If you thought comparing financial products presented some challenges, consider the car-rental game. Excesses, collision damage waivers, the fine print – there’s enough complexity in it to take the better part of a day to work out the best deal for the trip you want to take.
I thought the customer service standards of some fund managers also left something to be desired. But I’m pleased to say that here, too, the car-rental business makes funds management look good. It’s not so much the unexpected charges that are the problem – although they are bothersome – but the brick-wall nature of the ‘client service’ department, along with the big question marks about whom you’re dealing with when you contact it.
After a day of reading, surfing the ’net and making phone calls, followed by more calls, confusion, incorrect reservation details, even more phone calls and some more surfing, I rented a car. I won’t name the company, except to say you’ll find it quite near the beginning of the White Pages (if you remember what the White Pages are).
It was a great car and we had a great holiday, and dropped the car back at the appointed time and the appointed location. It all went well until I saw a charge on my credit card that bore no relationship to any estimate or quote that I’d seen up to that point. I approached the rental company to ask them to review the charge.
It’s a story I won’t bore you with here, but after some back and forth they declined to review the charge, naturally. However, the thing that caught my eye was a disclaimer at the foot of the emails from the company’s customer service consultant.
“IMPORTANT,” it read. “The contents of this message are in no way the opinion of or endorsed by [the company].”
I didn’t know what that meant. Who was on the other end of these emails, if not the car-rental company? Was it some sort of freelance customer service team? A maverick team detached from any actual corporate body, kind of roaming cyberspace, seeking disgruntled customers to disappoint? That certainly sounded exciting – a bit like Robert De Niro’s rogue heating engineer in Brazil. (“I came into this game for the action, the excitement. Go anywhere, travel light, get in, get out, wherever there’s trouble. A man alone.”)
When I get overcharged for something, and a refund or review is declined, I demand some sort of entertainment as compensation. I derive entertainment from trying to waste an amount of executive time at least equivalent to what I’m being overcharged.
So I thanked them for making it easier for me to decide which car-rental company to use next time. And I asked the customer service representative to let me know on whose authority and on whose behalf they were speaking and acting, if what they’d told me was “in no way the opinion of or endorsed by” the company.
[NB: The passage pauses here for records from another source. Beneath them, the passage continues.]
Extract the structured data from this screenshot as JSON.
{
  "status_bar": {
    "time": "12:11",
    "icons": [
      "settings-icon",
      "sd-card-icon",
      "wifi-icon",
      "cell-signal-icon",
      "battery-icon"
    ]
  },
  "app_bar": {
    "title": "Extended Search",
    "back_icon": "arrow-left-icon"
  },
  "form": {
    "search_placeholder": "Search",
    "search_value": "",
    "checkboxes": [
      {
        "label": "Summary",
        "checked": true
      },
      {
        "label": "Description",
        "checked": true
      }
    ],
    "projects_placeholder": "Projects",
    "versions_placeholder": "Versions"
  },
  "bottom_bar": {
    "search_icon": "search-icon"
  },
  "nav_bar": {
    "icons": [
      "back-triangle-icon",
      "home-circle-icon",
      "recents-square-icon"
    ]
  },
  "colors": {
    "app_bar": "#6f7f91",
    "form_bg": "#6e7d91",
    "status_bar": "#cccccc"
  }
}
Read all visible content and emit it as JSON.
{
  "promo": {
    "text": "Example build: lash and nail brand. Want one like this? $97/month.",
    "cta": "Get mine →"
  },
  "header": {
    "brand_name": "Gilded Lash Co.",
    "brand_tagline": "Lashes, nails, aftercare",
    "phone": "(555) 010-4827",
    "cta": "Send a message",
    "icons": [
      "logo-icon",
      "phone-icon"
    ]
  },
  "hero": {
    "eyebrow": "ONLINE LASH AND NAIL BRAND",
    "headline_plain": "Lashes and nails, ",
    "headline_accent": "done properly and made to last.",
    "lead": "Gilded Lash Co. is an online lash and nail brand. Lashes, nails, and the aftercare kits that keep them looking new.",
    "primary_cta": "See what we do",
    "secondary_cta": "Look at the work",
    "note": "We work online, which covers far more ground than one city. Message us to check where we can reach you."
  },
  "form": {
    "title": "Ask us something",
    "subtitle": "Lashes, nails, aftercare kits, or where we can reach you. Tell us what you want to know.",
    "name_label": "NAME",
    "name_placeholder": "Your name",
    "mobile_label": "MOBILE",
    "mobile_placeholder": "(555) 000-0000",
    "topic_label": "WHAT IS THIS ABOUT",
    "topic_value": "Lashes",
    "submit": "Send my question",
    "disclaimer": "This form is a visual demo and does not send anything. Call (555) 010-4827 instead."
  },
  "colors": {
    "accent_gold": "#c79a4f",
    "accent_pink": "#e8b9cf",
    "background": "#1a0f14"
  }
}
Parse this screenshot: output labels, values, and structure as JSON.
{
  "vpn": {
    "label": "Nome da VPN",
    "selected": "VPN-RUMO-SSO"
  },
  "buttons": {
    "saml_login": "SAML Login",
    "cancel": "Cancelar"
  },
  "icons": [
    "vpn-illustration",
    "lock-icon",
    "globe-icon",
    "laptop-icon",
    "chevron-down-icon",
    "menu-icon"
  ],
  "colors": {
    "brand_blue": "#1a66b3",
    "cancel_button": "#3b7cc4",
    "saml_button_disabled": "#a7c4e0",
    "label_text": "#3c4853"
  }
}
Several weeks passed, with no reply. I thought that was the end of it, until an email popped up from my customer service representative, stating: “Please know that that statement, which has since been removed from outgoing responses, bothered me as well. After careful review, management has removed that from the signature. I assure you that I am an employee of [the company], acting on behalf of [the company] when responding to your email.”
I like to think that the time it took to raise this issue internally, bring it to management’s attention, convene meetings between management and (hopefully eye-wateringly expensive) lawyers, devise a policy and then roll it out across their customer service operations cost [the company] significantly more than the amount I thought I was overcharged for my rental.
As a rental-car consumer, this incident has been less than satisfactory for me. But as a source of light entertainment, the experience has been well worth the price of admission.